There is probably no need to do a memset : you cannot use colors[k] before setting it with something valid later. For example, your code sets colors[i] to the highlighted highlighted color pointer, so you don't need to set colors[i] to NULL .
But even if you want to โzero it out so that everything is fine,โ or you really need the new pointers to be NULL : the C standard does not guarantee that all-bits-zero is a constant of a null pointer (i.e. NULL ), so memset() in any case is not the right decision.

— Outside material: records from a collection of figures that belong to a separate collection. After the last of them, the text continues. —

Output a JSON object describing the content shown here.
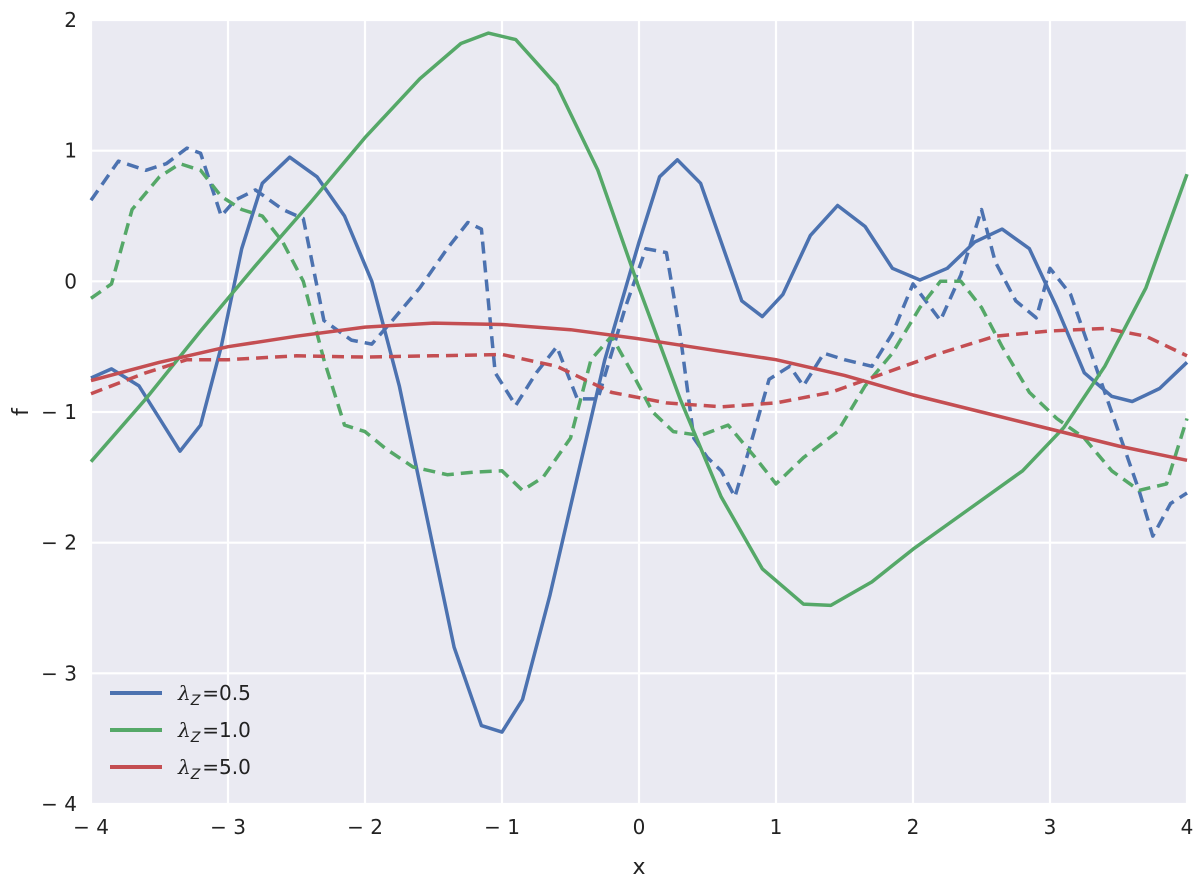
{
  "chart_data": {
    "type": "line",
    "xlabel": "x",
    "ylabel": "f",
    "xlim": [
      -4,
      4
    ],
    "ylim": [
      -4,
      2
    ],
    "x_ticks": [
      -4,
      -3,
      -2,
      -1,
      0,
      1,
      2,
      3,
      4
    ],
    "y_ticks": [
      -4,
      -3,
      -2,
      -1,
      0,
      1,
      2
    ],
    "x_tick_labels": [
      "− 4",
      "− 3",
      "− 2",
      "− 1",
      "0",
      "1",
      "2",
      "3",
      "4"
    ],
    "y_tick_labels": [
      "− 4",
      "− 3",
      "− 2",
      "− 1",
      "0",
      "1",
      "2"
    ],
    "grid": true,
    "legend_position": "bottom-left",
    "legend": [
      {
        "symbol": "λ",
        "subscript": "Z",
        "value": "=0.5",
        "color": "#4C72B0"
      },
      {
        "symbol": "λ",
        "subscript": "Z",
        "value": "=1.0",
        "color": "#55A868"
      },
      {
        "symbol": "λ",
        "subscript": "Z",
        "value": "=5.0",
        "color": "#C44E52"
      }
    ],
    "colors": {
      "background": "#EAEAF2",
      "grid": "#FFFFFF",
      "blue": "#4C72B0",
      "green": "#55A868",
      "red": "#C44E52"
    },
    "series": [
      {
        "color": "#4C72B0",
        "style": "solid",
        "points": [
          [
            -4.0,
            -0.74
          ],
          [
            -3.85,
            -0.67
          ],
          [
            -3.65,
            -0.8
          ],
          [
            -3.5,
            -1.05
          ],
          [
            -3.35,
            -1.3
          ],
          [
            -3.2,
            -1.1
          ],
          [
            -3.05,
            -0.5
          ],
          [
            -2.9,
            0.25
          ],
          [
            -2.75,
            0.75
          ],
          [
            -2.55,
            0.95
          ],
          [
            -2.35,
            0.8
          ],
          [
            -2.15,
            0.5
          ],
          [
            -1.95,
            0.0
          ],
          [
            -1.75,
            -0.8
          ],
          [
            -1.55,
            -1.8
          ],
          [
            -1.35,
            -2.8
          ],
          [
            -1.15,
            -3.4
          ],
          [
            -1.0,
            -3.45
          ],
          [
            -0.85,
            -3.2
          ],
          [
            -0.65,
            -2.4
          ],
          [
            -0.45,
            -1.5
          ],
          [
            -0.25,
            -0.6
          ],
          [
            0.0,
            0.3
          ],
          [
            0.15,
            0.8
          ],
          [
            0.28,
            0.93
          ],
          [
            0.45,
            0.75
          ],
          [
            0.6,
            0.3
          ],
          [
            0.75,
            -0.15
          ],
          [
            0.9,
            -0.27
          ],
          [
            1.05,
            -0.1
          ],
          [
            1.25,
            0.35
          ],
          [
            1.45,
            0.58
          ],
          [
            1.65,
            0.42
          ],
          [
            1.85,
            0.1
          ],
          [
            2.05,
            0.01
          ],
          [
            2.25,
            0.1
          ],
          [
            2.45,
            0.3
          ],
          [
            2.65,
            0.4
          ],
          [
            2.85,
            0.25
          ],
          [
            3.05,
            -0.2
          ],
          [
            3.25,
            -0.7
          ],
          [
            3.45,
            -0.88
          ],
          [
            3.6,
            -0.92
          ],
          [
            3.8,
            -0.82
          ],
          [
            4.0,
            -0.62
          ]
        ]
      },
      {
        "color": "#4C72B0",
        "style": "dashed",
        "points": [
          [
            -4.0,
            0.62
          ],
          [
            -3.8,
            0.92
          ],
          [
            -3.6,
            0.85
          ],
          [
            -3.45,
            0.9
          ],
          [
            -3.3,
            1.02
          ],
          [
            -3.2,
            0.98
          ],
          [
            -3.05,
            0.5
          ],
          [
            -2.95,
            0.62
          ],
          [
            -2.8,
            0.7
          ],
          [
            -2.6,
            0.55
          ],
          [
            -2.45,
            0.48
          ],
          [
            -2.3,
            -0.3
          ],
          [
            -2.1,
            -0.45
          ],
          [
            -1.95,
            -0.48
          ],
          [
            -1.8,
            -0.3
          ],
          [
            -1.6,
            -0.05
          ],
          [
            -1.4,
            0.25
          ],
          [
            -1.25,
            0.45
          ],
          [
            -1.15,
            0.4
          ],
          [
            -1.05,
            -0.7
          ],
          [
            -0.9,
            -0.95
          ],
          [
            -0.75,
            -0.7
          ],
          [
            -0.6,
            -0.5
          ],
          [
            -0.45,
            -0.9
          ],
          [
            -0.3,
            -0.9
          ],
          [
            -0.1,
            -0.2
          ],
          [
            0.05,
            0.25
          ],
          [
            0.2,
            0.22
          ],
          [
            0.3,
            -0.4
          ],
          [
            0.4,
            -1.2
          ],
          [
            0.5,
            -1.35
          ],
          [
            0.6,
            -1.45
          ],
          [
            0.7,
            -1.65
          ],
          [
            0.8,
            -1.3
          ],
          [
            0.95,
            -0.75
          ],
          [
            1.1,
            -0.65
          ],
          [
            1.2,
            -0.8
          ],
          [
            1.35,
            -0.55
          ],
          [
            1.5,
            -0.6
          ],
          [
            1.7,
            -0.65
          ],
          [
            1.85,
            -0.4
          ],
          [
            2.0,
            -0.02
          ],
          [
            2.2,
            -0.3
          ],
          [
            2.35,
            0.05
          ],
          [
            2.5,
            0.55
          ],
          [
            2.6,
            0.15
          ],
          [
            2.75,
            -0.15
          ],
          [
            2.9,
            -0.28
          ],
          [
            3.0,
            0.1
          ],
          [
            3.15,
            -0.1
          ],
          [
            3.3,
            -0.55
          ],
          [
            3.5,
            -1.15
          ],
          [
            3.65,
            -1.6
          ],
          [
            3.75,
            -1.95
          ],
          [
            3.88,
            -1.7
          ],
          [
            4.0,
            -1.62
          ]
        ]
      },
      {
        "color": "#55A868",
        "style": "solid",
        "points": [
          [
            -4.0,
            -1.38
          ],
          [
            -3.6,
            -0.9
          ],
          [
            -3.2,
            -0.38
          ],
          [
            -2.8,
            0.12
          ],
          [
            -2.4,
            0.6
          ],
          [
            -2.0,
            1.1
          ],
          [
            -1.6,
            1.55
          ],
          [
            -1.3,
            1.82
          ],
          [
            -1.1,
            1.9
          ],
          [
            -0.9,
            1.85
          ],
          [
            -0.6,
            1.5
          ],
          [
            -0.3,
            0.85
          ],
          [
            0.0,
            -0.05
          ],
          [
            0.3,
            -0.9
          ],
          [
            0.6,
            -1.65
          ],
          [
            0.9,
            -2.2
          ],
          [
            1.2,
            -2.47
          ],
          [
            1.4,
            -2.48
          ],
          [
            1.7,
            -2.3
          ],
          [
            2.0,
            -2.05
          ],
          [
            2.4,
            -1.75
          ],
          [
            2.8,
            -1.45
          ],
          [
            3.1,
            -1.12
          ],
          [
            3.4,
            -0.65
          ],
          [
            3.7,
            -0.05
          ],
          [
            4.0,
            0.82
          ]
        ]
      },
      {
        "color": "#55A868",
        "style": "dashed",
        "points": [
          [
            -4.0,
            -0.13
          ],
          [
            -3.85,
            -0.02
          ],
          [
            -3.7,
            0.55
          ],
          [
            -3.5,
            0.8
          ],
          [
            -3.35,
            0.9
          ],
          [
            -3.2,
            0.85
          ],
          [
            -3.05,
            0.65
          ],
          [
            -2.9,
            0.55
          ],
          [
            -2.75,
            0.5
          ],
          [
            -2.6,
            0.3
          ],
          [
            -2.45,
            0.0
          ],
          [
            -2.3,
            -0.6
          ],
          [
            -2.15,
            -1.1
          ],
          [
            -2.0,
            -1.15
          ],
          [
            -1.85,
            -1.28
          ],
          [
            -1.65,
            -1.42
          ],
          [
            -1.4,
            -1.48
          ],
          [
            -1.2,
            -1.46
          ],
          [
            -1.0,
            -1.45
          ],
          [
            -0.85,
            -1.6
          ],
          [
            -0.7,
            -1.5
          ],
          [
            -0.5,
            -1.2
          ],
          [
            -0.35,
            -0.6
          ],
          [
            -0.2,
            -0.42
          ],
          [
            -0.05,
            -0.7
          ],
          [
            0.1,
            -1.0
          ],
          [
            0.25,
            -1.15
          ],
          [
            0.45,
            -1.18
          ],
          [
            0.65,
            -1.1
          ],
          [
            0.85,
            -1.35
          ],
          [
            1.0,
            -1.55
          ],
          [
            1.2,
            -1.35
          ],
          [
            1.45,
            -1.15
          ],
          [
            1.65,
            -0.8
          ],
          [
            1.85,
            -0.55
          ],
          [
            2.05,
            -0.2
          ],
          [
            2.2,
            0.0
          ],
          [
            2.35,
            0.0
          ],
          [
            2.5,
            -0.2
          ],
          [
            2.65,
            -0.5
          ],
          [
            2.85,
            -0.85
          ],
          [
            3.05,
            -1.05
          ],
          [
            3.25,
            -1.2
          ],
          [
            3.45,
            -1.45
          ],
          [
            3.65,
            -1.6
          ],
          [
            3.85,
            -1.55
          ],
          [
            4.0,
            -1.05
          ]
        ]
      },
      {
        "color": "#C44E52",
        "style": "solid",
        "points": [
          [
            -4.0,
            -0.76
          ],
          [
            -3.5,
            -0.62
          ],
          [
            -3.0,
            -0.5
          ],
          [
            -2.5,
            -0.42
          ],
          [
            -2.0,
            -0.35
          ],
          [
            -1.5,
            -0.32
          ],
          [
            -1.0,
            -0.33
          ],
          [
            -0.5,
            -0.37
          ],
          [
            0.0,
            -0.44
          ],
          [
            0.5,
            -0.52
          ],
          [
            1.0,
            -0.6
          ],
          [
            1.5,
            -0.72
          ],
          [
            2.0,
            -0.87
          ],
          [
            2.5,
            -1.0
          ],
          [
            3.0,
            -1.13
          ],
          [
            3.5,
            -1.26
          ],
          [
            4.0,
            -1.37
          ]
        ]
      },
      {
        "color": "#C44E52",
        "style": "dashed",
        "points": [
          [
            -4.0,
            -0.86
          ],
          [
            -3.6,
            -0.7
          ],
          [
            -3.3,
            -0.6
          ],
          [
            -3.0,
            -0.6
          ],
          [
            -2.5,
            -0.57
          ],
          [
            -2.0,
            -0.58
          ],
          [
            -1.5,
            -0.57
          ],
          [
            -1.0,
            -0.56
          ],
          [
            -0.6,
            -0.65
          ],
          [
            -0.2,
            -0.85
          ],
          [
            0.2,
            -0.93
          ],
          [
            0.6,
            -0.96
          ],
          [
            1.0,
            -0.93
          ],
          [
            1.4,
            -0.85
          ],
          [
            1.8,
            -0.7
          ],
          [
            2.2,
            -0.55
          ],
          [
            2.6,
            -0.42
          ],
          [
            3.0,
            -0.38
          ],
          [
            3.4,
            -0.36
          ],
          [
            3.7,
            -0.42
          ],
          [
            4.0,
            -0.57
          ]
        ]
      }
    ]
  }
}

The only portable thing you can do is set each pointer to NULL in a loop:
size_t k; for (k=COLORCOUNT; k < i+1; ++k) colors[k] = NULL;
The main problem is that your call to realloc() incorrect. realloc() returns a pointer to the modified memory; it (optionally) does not change its size.
So you should do:
rgb_t **tmp = realloc(colors, (i+1) * sizeof *tmp); if (tmp != NULL) { colors = tmp; } else { }
If you really want to know what the memset() call should be, you need to set zero memory starting with colors+COLORCOUNT and set the i+1-COLORCOUNT members to zero:
memset(colors+COLORCOUNT, 0, (i+1-COLORCOUNT) * sizeof *colors);
But, as I said above, all 0 bytes are not guaranteed to be a NULL pointer, so your memset() useless. You should use a loop if you want NULL pointers.